La semaine dernière, lorsque tu m’as dit que tu n’étais pas belle parce que tes cuisses d’enfant sont plus grosses que celles de la voisine, j’ai cru que mon cœur allait arrêter de battre. Non, pas toi ma fille, pas à ton âge. Je n’accepte pas de te voir t’embarquer dans le jeu des comparaisons. Pas déjà. Pas maintenant. Tu es si petite, si naïve. Tu ne peux pas juger de ta beauté selon la circonférence de tes cuisses ou de quelque partie de ton corps que ce soit. Non. Tu es belle, ma fille. Je te l’ai déjà dit ? La voisine n’est pas comme toi mon amour, mais elle est belle aussi. Pas besoin de gagnante. La beauté de la vie, c’est la différence.

Cet été, lorsque tu m’as dit que tu avais une grosse bedaine dans ton maillot, un gigantesque nœud s’est noué dans ma gorge. J’ai eu la sensation que tout mon être éclatait en mille morceaux. Tu n’as pas encore huit ans ma chérie. Comment peux-tu croire qu’il serait mieux de cacher ton joli ventre pour aller à la piscine ? Comment peux-tu imaginer de t’empêcher d’avoir du plaisir parce que tu n’aimes pas ton reflet dans le miroir ?

Tu n’es qu’une enfant et l’importance de l’image que tu projettes s’insinue déjà lentement dans ta petite tête à lulus. Je ne peux pas tolérer ça. C’est trop pour mon cœur de maman. Parce que tu es belle, ma fille. Je tiens à ce que tu le saches.

Tu sais, je ne veux que tu passes par le même chemin que moi. Un chemin sinueux et sombre qui m’a fait m’affamer pendant tellement d’années. Je voudrais tant te protéger de toute cette douleur à vouloir atteindre les standards des autres, à vouloir ressembler à quelqu’un que tu n’es pas. Ma fille, tu es si magnifique avec ton sourire lumineux et je me battrai corps et âme pour que le monde qui t’entoure ne vienne jamais l’éteindre. J’ai beaucoup souffert avant de réellement accepter qui j’étais, comme je l’étais. Cette souffrance, tu ne la mérites pas. Ni aucune autre petite fille d’ailleurs. Parce que vous êtes toutes belles.

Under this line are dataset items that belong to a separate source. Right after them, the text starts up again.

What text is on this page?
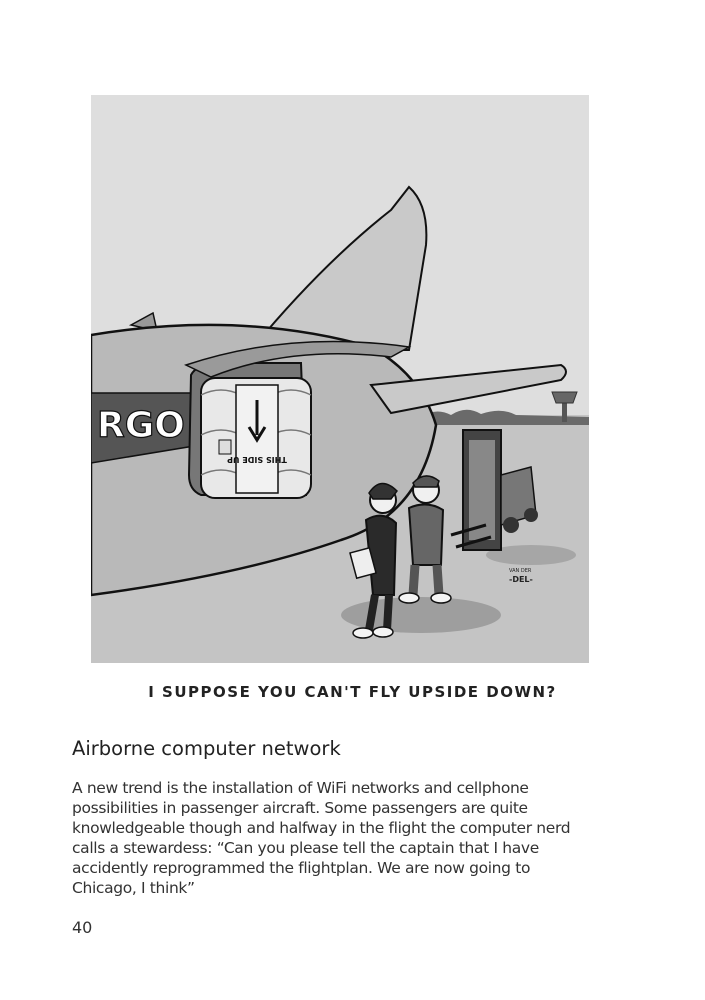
RGO
THIS SIDE UP
VAN DER
-DEL-
I SUPPOSE YOU CAN'T FLY UPSIDE DOWN?
Airborne computer network

A new trend is the installation of WiFi networks and cellphone possibilities in passenger aircraft. Some passengers are quite knowledgeable though and halfway in the flight the computer nerd calls a stewardess: “Can you please tell the captain that I have accidently reprogrammed the flightplan. We are now going to Chicago, I think”

40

Et je me sens coupable. Je me demande si c’est moi qui, sans le vouloir, fais en sorte que tu te regardes avec ce jugement dans les yeux. Peut-être que je n’aurais pas dû m’entraîner devant toi si souvent quand je voulais perdre le mou que la naissance de ton frère m’a laissé. Peut-être que je n’aurais pas dû regarder mon ventre dans le miroir devant toi, qui absorbe chaque geste et l’interprète à sa manière d’enfant. Peut-être que la fois où tu es tombée sur un concours de mini-miss à la télé, j’aurais dû la jeter par la fenêtre. Tellement de peut-être. Tellement de j’aurais dû. Tellement de culpabilité.

Ma fille, tu es si belle. Il faut que tu me crois.

Maintenant, voici ce qu’on va faire, toi et moi.

Je ne peux pas te placer dans une bulle de verre pour t’isoler de la société et de cette image dans laquelle tu évolues avec toute ta candeur. Mais je vais t’apprendre à y grandir de façon positive, de façon à ce que tu vois le miracle que tu es.

On va se trouver belles en pyjamas, décoiffées. On va se trouver belles en robe de soirée, avec nos souliers brillants. Mais on va se trouver bonnes aussi. On va se trouver incroyablement uniques, avec nos talents, nos humeurs et nos grands cœurs.

Ça a pris beaucoup de temps et d’efforts à Maman avant de voir toute sa beauté, son intelligence et ses capacités. Pour toi, ma belle grande fille, on va faire ça tout de suite. Et demain. Et l’année prochaine aussi. On va te faire voir à quel point tu es merveilleuse. Tout le temps.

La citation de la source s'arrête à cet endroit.